Regime change is acknowledged as one reason for this war—with Israel as our only apparent ally— against Iran. He has not explained how his attack is a guarantee of peace and stability in the region.
Trump promised he would not involve this country in another endless foreign war. But he has not announced any ending goal. Nor has he announced how Iran will be transformed into a peaceful democratic republic that is grateful to him to for eliminating the Ayatollah. It is unlikely the Iranian military will give up easily or quickly. And it is hard to think that this war can be won without American boots on the ground and American bodies in it.
It is already more than an American-Israeli war against Iran. Iranian missiles have hit other countries friendly to the Trumpian effort. Three American lives have been lost. Nine Israeli people are dead. The United Arab Emirates reports three deaths.

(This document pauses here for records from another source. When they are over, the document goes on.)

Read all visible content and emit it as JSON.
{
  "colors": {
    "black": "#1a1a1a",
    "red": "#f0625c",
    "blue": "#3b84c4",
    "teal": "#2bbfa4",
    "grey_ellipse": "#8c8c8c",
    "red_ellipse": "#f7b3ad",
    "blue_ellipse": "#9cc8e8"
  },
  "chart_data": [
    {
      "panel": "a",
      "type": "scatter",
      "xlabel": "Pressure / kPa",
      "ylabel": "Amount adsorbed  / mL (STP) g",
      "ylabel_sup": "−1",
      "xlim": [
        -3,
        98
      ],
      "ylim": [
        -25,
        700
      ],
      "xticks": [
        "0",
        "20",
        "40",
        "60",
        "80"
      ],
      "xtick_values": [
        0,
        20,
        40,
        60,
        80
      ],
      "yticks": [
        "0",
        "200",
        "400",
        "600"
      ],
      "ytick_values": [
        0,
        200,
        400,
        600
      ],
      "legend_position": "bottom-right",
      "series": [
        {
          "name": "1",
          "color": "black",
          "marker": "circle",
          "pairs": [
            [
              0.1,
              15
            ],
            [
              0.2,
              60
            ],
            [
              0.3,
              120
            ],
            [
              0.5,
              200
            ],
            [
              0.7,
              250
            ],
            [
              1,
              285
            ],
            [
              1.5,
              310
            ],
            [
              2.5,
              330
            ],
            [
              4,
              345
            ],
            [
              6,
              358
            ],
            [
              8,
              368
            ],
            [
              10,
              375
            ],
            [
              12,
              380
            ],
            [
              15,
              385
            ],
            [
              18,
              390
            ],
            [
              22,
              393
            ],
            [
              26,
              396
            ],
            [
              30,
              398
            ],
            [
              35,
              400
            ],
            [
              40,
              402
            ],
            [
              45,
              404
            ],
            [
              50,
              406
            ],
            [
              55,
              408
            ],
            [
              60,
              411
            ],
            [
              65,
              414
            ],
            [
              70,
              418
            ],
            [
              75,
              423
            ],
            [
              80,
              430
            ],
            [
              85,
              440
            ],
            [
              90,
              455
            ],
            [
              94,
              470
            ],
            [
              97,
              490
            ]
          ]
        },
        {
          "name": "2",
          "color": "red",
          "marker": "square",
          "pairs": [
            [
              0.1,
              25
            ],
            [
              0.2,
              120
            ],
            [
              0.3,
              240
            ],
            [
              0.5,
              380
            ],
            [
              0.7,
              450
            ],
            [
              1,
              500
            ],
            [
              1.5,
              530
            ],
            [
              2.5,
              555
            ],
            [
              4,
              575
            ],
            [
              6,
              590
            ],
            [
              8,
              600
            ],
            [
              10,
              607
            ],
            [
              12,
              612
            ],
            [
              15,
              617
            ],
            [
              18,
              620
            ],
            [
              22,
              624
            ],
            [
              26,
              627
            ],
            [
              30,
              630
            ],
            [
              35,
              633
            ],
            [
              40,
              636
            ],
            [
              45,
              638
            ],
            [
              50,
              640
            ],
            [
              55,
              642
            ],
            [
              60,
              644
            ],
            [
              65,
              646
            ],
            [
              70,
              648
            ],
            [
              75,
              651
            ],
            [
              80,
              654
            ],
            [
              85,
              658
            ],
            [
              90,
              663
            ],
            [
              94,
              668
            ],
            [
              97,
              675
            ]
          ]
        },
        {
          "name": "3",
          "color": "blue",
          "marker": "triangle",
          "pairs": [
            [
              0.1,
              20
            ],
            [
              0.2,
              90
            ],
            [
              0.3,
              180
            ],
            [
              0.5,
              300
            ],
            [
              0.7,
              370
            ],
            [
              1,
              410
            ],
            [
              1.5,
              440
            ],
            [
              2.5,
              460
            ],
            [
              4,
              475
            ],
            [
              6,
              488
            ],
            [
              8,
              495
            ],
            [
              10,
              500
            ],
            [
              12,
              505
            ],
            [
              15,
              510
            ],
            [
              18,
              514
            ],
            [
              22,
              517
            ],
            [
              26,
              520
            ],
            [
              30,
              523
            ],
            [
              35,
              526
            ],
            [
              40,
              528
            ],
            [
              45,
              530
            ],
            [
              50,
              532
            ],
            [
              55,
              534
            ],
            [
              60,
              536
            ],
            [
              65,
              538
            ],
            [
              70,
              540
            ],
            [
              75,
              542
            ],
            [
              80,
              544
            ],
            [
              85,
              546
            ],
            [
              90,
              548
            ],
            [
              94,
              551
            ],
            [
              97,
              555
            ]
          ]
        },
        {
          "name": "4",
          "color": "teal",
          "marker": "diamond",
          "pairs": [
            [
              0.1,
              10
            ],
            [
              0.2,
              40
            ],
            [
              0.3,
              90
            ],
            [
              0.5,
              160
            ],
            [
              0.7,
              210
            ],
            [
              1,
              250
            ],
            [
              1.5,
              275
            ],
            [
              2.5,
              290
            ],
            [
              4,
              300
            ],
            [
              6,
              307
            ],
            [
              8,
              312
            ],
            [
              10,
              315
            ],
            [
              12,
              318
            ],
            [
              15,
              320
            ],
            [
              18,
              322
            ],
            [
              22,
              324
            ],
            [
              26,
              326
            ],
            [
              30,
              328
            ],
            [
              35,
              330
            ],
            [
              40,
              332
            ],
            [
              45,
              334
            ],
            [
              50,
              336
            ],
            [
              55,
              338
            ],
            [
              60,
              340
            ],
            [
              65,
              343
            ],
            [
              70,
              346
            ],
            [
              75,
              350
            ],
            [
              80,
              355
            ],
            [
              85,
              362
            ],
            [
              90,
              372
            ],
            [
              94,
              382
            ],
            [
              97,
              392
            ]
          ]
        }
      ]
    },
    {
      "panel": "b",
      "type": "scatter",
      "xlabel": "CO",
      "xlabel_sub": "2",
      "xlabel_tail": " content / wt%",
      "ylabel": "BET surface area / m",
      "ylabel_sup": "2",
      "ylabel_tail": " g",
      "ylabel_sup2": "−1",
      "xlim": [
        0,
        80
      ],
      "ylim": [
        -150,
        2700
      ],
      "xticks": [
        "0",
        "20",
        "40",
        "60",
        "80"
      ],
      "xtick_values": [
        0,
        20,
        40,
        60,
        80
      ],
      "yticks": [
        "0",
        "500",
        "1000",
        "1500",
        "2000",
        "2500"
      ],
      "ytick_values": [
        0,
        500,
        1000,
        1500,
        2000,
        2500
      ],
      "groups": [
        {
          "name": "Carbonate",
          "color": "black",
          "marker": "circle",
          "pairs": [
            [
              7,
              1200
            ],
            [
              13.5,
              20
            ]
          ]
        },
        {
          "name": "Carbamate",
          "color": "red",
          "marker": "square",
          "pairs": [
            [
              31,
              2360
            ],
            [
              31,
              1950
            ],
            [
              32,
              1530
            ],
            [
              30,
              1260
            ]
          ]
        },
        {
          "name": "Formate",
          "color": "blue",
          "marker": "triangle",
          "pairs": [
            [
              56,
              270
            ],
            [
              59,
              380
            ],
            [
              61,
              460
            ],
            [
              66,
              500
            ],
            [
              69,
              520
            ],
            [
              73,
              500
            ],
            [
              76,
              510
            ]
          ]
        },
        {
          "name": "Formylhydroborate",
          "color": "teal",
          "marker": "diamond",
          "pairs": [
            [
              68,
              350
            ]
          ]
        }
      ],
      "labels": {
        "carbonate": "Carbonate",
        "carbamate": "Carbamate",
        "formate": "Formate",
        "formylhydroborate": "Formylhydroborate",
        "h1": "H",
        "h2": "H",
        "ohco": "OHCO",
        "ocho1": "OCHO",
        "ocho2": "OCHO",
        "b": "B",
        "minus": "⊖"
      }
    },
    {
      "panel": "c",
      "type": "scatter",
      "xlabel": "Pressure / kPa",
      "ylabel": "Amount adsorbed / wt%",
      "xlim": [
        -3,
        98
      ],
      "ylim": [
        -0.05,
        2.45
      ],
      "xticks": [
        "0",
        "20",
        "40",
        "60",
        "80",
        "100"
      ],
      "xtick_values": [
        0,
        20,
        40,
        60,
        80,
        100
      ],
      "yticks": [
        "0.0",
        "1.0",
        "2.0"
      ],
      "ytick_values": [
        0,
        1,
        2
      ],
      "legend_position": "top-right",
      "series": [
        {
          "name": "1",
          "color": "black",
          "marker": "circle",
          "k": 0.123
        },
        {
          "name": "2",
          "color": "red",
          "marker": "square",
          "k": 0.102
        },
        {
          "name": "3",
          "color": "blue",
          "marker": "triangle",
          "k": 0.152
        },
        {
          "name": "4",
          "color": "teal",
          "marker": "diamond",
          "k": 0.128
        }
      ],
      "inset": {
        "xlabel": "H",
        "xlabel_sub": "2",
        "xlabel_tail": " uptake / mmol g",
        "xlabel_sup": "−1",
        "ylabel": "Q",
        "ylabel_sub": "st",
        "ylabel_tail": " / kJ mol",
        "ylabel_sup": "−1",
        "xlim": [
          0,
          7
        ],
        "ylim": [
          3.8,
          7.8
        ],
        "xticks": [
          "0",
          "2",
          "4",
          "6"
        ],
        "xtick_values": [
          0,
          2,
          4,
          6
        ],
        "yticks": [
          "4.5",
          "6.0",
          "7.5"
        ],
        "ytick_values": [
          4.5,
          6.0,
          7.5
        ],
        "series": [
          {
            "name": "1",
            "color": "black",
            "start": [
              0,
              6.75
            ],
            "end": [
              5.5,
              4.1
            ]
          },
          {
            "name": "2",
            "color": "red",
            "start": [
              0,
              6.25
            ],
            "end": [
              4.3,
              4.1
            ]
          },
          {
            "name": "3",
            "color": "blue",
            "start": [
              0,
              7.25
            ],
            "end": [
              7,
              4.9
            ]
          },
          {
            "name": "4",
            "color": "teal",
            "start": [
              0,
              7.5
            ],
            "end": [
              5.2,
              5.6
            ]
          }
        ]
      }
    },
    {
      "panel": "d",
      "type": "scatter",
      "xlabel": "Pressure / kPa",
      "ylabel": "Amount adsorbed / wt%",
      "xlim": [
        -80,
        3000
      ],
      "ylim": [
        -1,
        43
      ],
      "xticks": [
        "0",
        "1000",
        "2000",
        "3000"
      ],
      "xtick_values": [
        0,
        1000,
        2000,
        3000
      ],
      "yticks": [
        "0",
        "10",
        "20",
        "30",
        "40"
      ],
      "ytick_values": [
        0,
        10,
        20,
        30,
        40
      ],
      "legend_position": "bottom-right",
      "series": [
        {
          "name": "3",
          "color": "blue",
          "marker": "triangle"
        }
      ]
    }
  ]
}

Trump has admitted, “Sadly, there will likely be more before it ends.”
“That’s the way it is,” he said.
His actions have united our allies and our enemies. Russia has called it “an unprovoked armed aggression” China has expressed “deep concern” and has urged respect for Iran’s security, territorial integrity, and respect for its sovereignty—-something it has not suggest Russia do in is Ukraine war. Europe is keeping its distance. The European Council President calls the attacks “deeply disarming” and calls for full respect for international law.
Good luck with that one.
France, Germany, and the United Kingdom have condemned the Iranian retaliatory missile attacks that have expanded the conflict to other countries such as Sudi Arabia, Qatar, Kuwait, Jordan and the Arab Emirates agree.
Congress is waiting to hear about all of this, officially, and might soon be considering stiffening the War Powers Act because of Trump’s attack on Iran as well as his miliary action in deposing Venezuela’s leader.

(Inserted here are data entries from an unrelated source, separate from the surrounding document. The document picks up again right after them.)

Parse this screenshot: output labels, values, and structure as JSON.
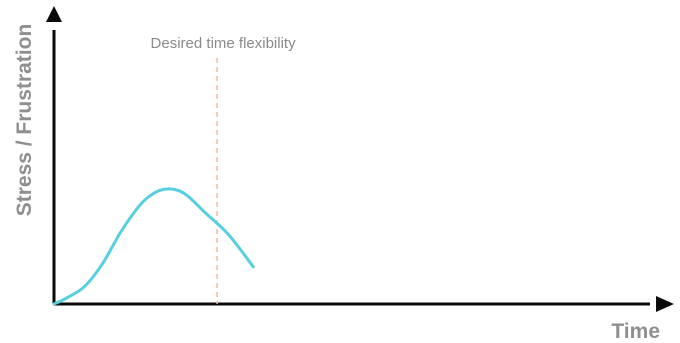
{
  "chart_data": {
    "type": "line",
    "title": "",
    "xlabel": "Time",
    "ylabel": "Stress / Frustration",
    "xlim": [
      0,
      100
    ],
    "ylim": [
      0,
      100
    ],
    "x_ticks": [],
    "y_ticks": [],
    "grid": false,
    "legend": "none",
    "series": [
      {
        "values": [
          {
            "x": 0,
            "y": 0
          },
          {
            "x": 2,
            "y": 2
          },
          {
            "x": 5,
            "y": 6
          },
          {
            "x": 8,
            "y": 14
          },
          {
            "x": 11,
            "y": 25
          },
          {
            "x": 14,
            "y": 34
          },
          {
            "x": 16,
            "y": 38
          },
          {
            "x": 18,
            "y": 40
          },
          {
            "x": 20,
            "y": 40
          },
          {
            "x": 22,
            "y": 38
          },
          {
            "x": 25,
            "y": 32
          },
          {
            "x": 29,
            "y": 24
          },
          {
            "x": 33,
            "y": 13
          }
        ]
      }
    ],
    "annotations": [
      {
        "label": "Desired time flexibility",
        "x": 27
      }
    ],
    "colors": {
      "curve": "#56cfe1",
      "marker": "#f4b79e",
      "axis": "#0a0a0a",
      "label": "#8f8f8f"
    }
  }
}
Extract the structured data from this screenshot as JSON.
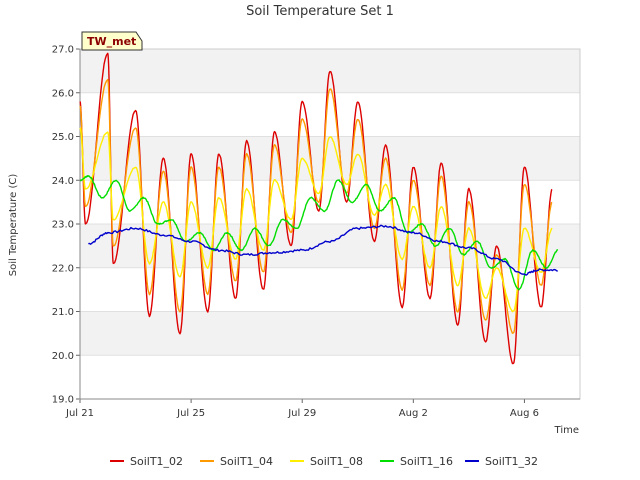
{
  "chart_data": {
    "type": "line",
    "title": "Soil Temperature Set 1",
    "site_badge": "TW_met",
    "xlabel": "Time",
    "ylabel": "Soil Temperature (C)",
    "xlim_days": [
      0,
      18
    ],
    "ylim": [
      19.0,
      27.0
    ],
    "yticks": [
      "19.0",
      "20.0",
      "21.0",
      "22.0",
      "23.0",
      "24.0",
      "25.0",
      "26.0",
      "27.0"
    ],
    "xticks": [
      {
        "label": "Jul 21",
        "day": 0
      },
      {
        "label": "Jul 25",
        "day": 4
      },
      {
        "label": "Jul 29",
        "day": 8
      },
      {
        "label": "Aug 2",
        "day": 12
      },
      {
        "label": "Aug 6",
        "day": 16
      }
    ],
    "grid": "horizontal bands",
    "legend_position": "bottom",
    "series": [
      {
        "name": "SoilT1_02",
        "color": "#dd0000",
        "min": [
          [
            0.2,
            23.0
          ],
          [
            1.2,
            22.1
          ],
          [
            2.5,
            20.9
          ],
          [
            3.6,
            20.5
          ],
          [
            4.6,
            21.0
          ],
          [
            5.6,
            21.3
          ],
          [
            6.6,
            21.5
          ],
          [
            7.6,
            22.5
          ],
          [
            8.6,
            23.3
          ],
          [
            9.6,
            23.5
          ],
          [
            10.6,
            22.6
          ],
          [
            11.6,
            21.1
          ],
          [
            12.6,
            21.3
          ],
          [
            13.6,
            20.7
          ],
          [
            14.6,
            20.3
          ],
          [
            15.6,
            19.8
          ],
          [
            16.6,
            21.1
          ]
        ],
        "max": [
          [
            0.0,
            25.8
          ],
          [
            1.0,
            26.9
          ],
          [
            2.0,
            25.6
          ],
          [
            3.0,
            24.5
          ],
          [
            4.0,
            24.6
          ],
          [
            5.0,
            24.6
          ],
          [
            6.0,
            24.9
          ],
          [
            7.0,
            25.1
          ],
          [
            8.0,
            25.8
          ],
          [
            9.0,
            26.5
          ],
          [
            10.0,
            25.8
          ],
          [
            11.0,
            24.8
          ],
          [
            12.0,
            24.3
          ],
          [
            13.0,
            24.4
          ],
          [
            14.0,
            23.8
          ],
          [
            15.0,
            22.5
          ],
          [
            16.0,
            24.3
          ],
          [
            17.0,
            23.8
          ]
        ]
      },
      {
        "name": "SoilT1_04",
        "color": "#ff9900",
        "min": [
          [
            0.2,
            23.4
          ],
          [
            1.2,
            22.5
          ],
          [
            2.5,
            21.4
          ],
          [
            3.6,
            21.0
          ],
          [
            4.6,
            21.4
          ],
          [
            5.6,
            21.7
          ],
          [
            6.6,
            21.9
          ],
          [
            7.6,
            22.8
          ],
          [
            8.6,
            23.5
          ],
          [
            9.6,
            23.7
          ],
          [
            10.6,
            22.9
          ],
          [
            11.6,
            21.5
          ],
          [
            12.6,
            21.6
          ],
          [
            13.6,
            21.0
          ],
          [
            14.6,
            20.8
          ],
          [
            15.6,
            20.5
          ],
          [
            16.6,
            21.6
          ]
        ],
        "max": [
          [
            0.0,
            25.7
          ],
          [
            1.0,
            26.3
          ],
          [
            2.0,
            25.2
          ],
          [
            3.0,
            24.2
          ],
          [
            4.0,
            24.3
          ],
          [
            5.0,
            24.3
          ],
          [
            6.0,
            24.6
          ],
          [
            7.0,
            24.8
          ],
          [
            8.0,
            25.4
          ],
          [
            9.0,
            26.1
          ],
          [
            10.0,
            25.4
          ],
          [
            11.0,
            24.5
          ],
          [
            12.0,
            24.0
          ],
          [
            13.0,
            24.1
          ],
          [
            14.0,
            23.5
          ],
          [
            15.0,
            22.3
          ],
          [
            16.0,
            23.9
          ],
          [
            17.0,
            23.5
          ]
        ]
      },
      {
        "name": "SoilT1_08",
        "color": "#ffee00",
        "min": [
          [
            0.2,
            23.8
          ],
          [
            1.2,
            23.1
          ],
          [
            2.5,
            22.1
          ],
          [
            3.6,
            21.8
          ],
          [
            4.6,
            22.0
          ],
          [
            5.6,
            22.2
          ],
          [
            6.6,
            22.4
          ],
          [
            7.6,
            23.1
          ],
          [
            8.6,
            23.7
          ],
          [
            9.6,
            23.9
          ],
          [
            10.6,
            23.2
          ],
          [
            11.6,
            22.2
          ],
          [
            12.6,
            22.0
          ],
          [
            13.6,
            21.6
          ],
          [
            14.6,
            21.3
          ],
          [
            15.6,
            21.0
          ],
          [
            16.6,
            21.9
          ]
        ],
        "max": [
          [
            0.0,
            25.2
          ],
          [
            1.0,
            25.1
          ],
          [
            2.0,
            24.3
          ],
          [
            3.0,
            23.5
          ],
          [
            4.0,
            23.5
          ],
          [
            5.0,
            23.6
          ],
          [
            6.0,
            23.8
          ],
          [
            7.0,
            24.0
          ],
          [
            8.0,
            24.5
          ],
          [
            9.0,
            25.0
          ],
          [
            10.0,
            24.6
          ],
          [
            11.0,
            23.9
          ],
          [
            12.0,
            23.4
          ],
          [
            13.0,
            23.4
          ],
          [
            14.0,
            22.9
          ],
          [
            15.0,
            22.0
          ],
          [
            16.0,
            22.9
          ],
          [
            17.0,
            22.9
          ]
        ]
      },
      {
        "name": "SoilT1_16",
        "color": "#00dd00",
        "min": [
          [
            0.0,
            24.0
          ],
          [
            0.8,
            23.6
          ],
          [
            1.8,
            23.3
          ],
          [
            2.8,
            23.0
          ],
          [
            3.8,
            22.6
          ],
          [
            4.8,
            22.4
          ],
          [
            5.8,
            22.4
          ],
          [
            6.8,
            22.5
          ],
          [
            7.8,
            22.9
          ],
          [
            8.8,
            23.3
          ],
          [
            9.8,
            23.5
          ],
          [
            10.8,
            23.3
          ],
          [
            11.8,
            22.8
          ],
          [
            12.8,
            22.5
          ],
          [
            13.8,
            22.3
          ],
          [
            14.8,
            22.0
          ],
          [
            15.8,
            21.5
          ],
          [
            16.8,
            22.0
          ],
          [
            17.2,
            22.4
          ]
        ],
        "max": [
          [
            0.3,
            24.1
          ],
          [
            1.3,
            24.0
          ],
          [
            2.3,
            23.6
          ],
          [
            3.3,
            23.1
          ],
          [
            4.3,
            22.8
          ],
          [
            5.3,
            22.8
          ],
          [
            6.3,
            22.9
          ],
          [
            7.3,
            23.1
          ],
          [
            8.3,
            23.6
          ],
          [
            9.3,
            24.0
          ],
          [
            10.3,
            23.9
          ],
          [
            11.3,
            23.6
          ],
          [
            12.3,
            23.0
          ],
          [
            13.3,
            22.9
          ],
          [
            14.3,
            22.6
          ],
          [
            15.3,
            22.2
          ],
          [
            16.3,
            22.4
          ]
        ]
      },
      {
        "name": "SoilT1_32",
        "color": "#0000cc",
        "points": [
          [
            0.3,
            22.55
          ],
          [
            1.0,
            22.8
          ],
          [
            2.0,
            22.9
          ],
          [
            3.0,
            22.75
          ],
          [
            4.0,
            22.6
          ],
          [
            5.0,
            22.4
          ],
          [
            6.0,
            22.3
          ],
          [
            7.0,
            22.35
          ],
          [
            8.0,
            22.4
          ],
          [
            9.0,
            22.6
          ],
          [
            10.0,
            22.9
          ],
          [
            11.0,
            22.95
          ],
          [
            12.0,
            22.8
          ],
          [
            13.0,
            22.6
          ],
          [
            14.0,
            22.45
          ],
          [
            15.0,
            22.2
          ],
          [
            16.0,
            21.85
          ],
          [
            16.5,
            21.95
          ],
          [
            17.2,
            21.95
          ]
        ]
      }
    ]
  }
}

Is it only an effort to take away Iran’s nuclear capability. Or are his conquests, or planned conquests in Venezuela and Iran focused on controlling much of the world’s oil supply and weaponizing it? Trump has offered no cogent reason for his attack, especially after withdrawing from an agreement that might have made it unnecessary.
If he thinks this conflict with Iran is going to reverse his increasing unpopularity, he’ll find that each American soldier death in what we now can call Trump’s War certainly will not improve his standing.
The United States fought a two-front foreign war in the 1940s in Europe and in Asia. But no President ever has fought a war against an enemy abroad and also fought one against people in his own country until Donald Trump.
Lord knows how all of this will end. But there will be more American blood spilled. In every war there has been a first casualty and nobody ever has found a way to calculate how many more there will be.
“That’s the way it is,” says the man who is causing this.
I think the Vietnam War was fought abroad at the same time the President was fighting a war at home. I’d say the same about the Iraq War knowing that at home, those of us against Bush/Cheney felt less powerful.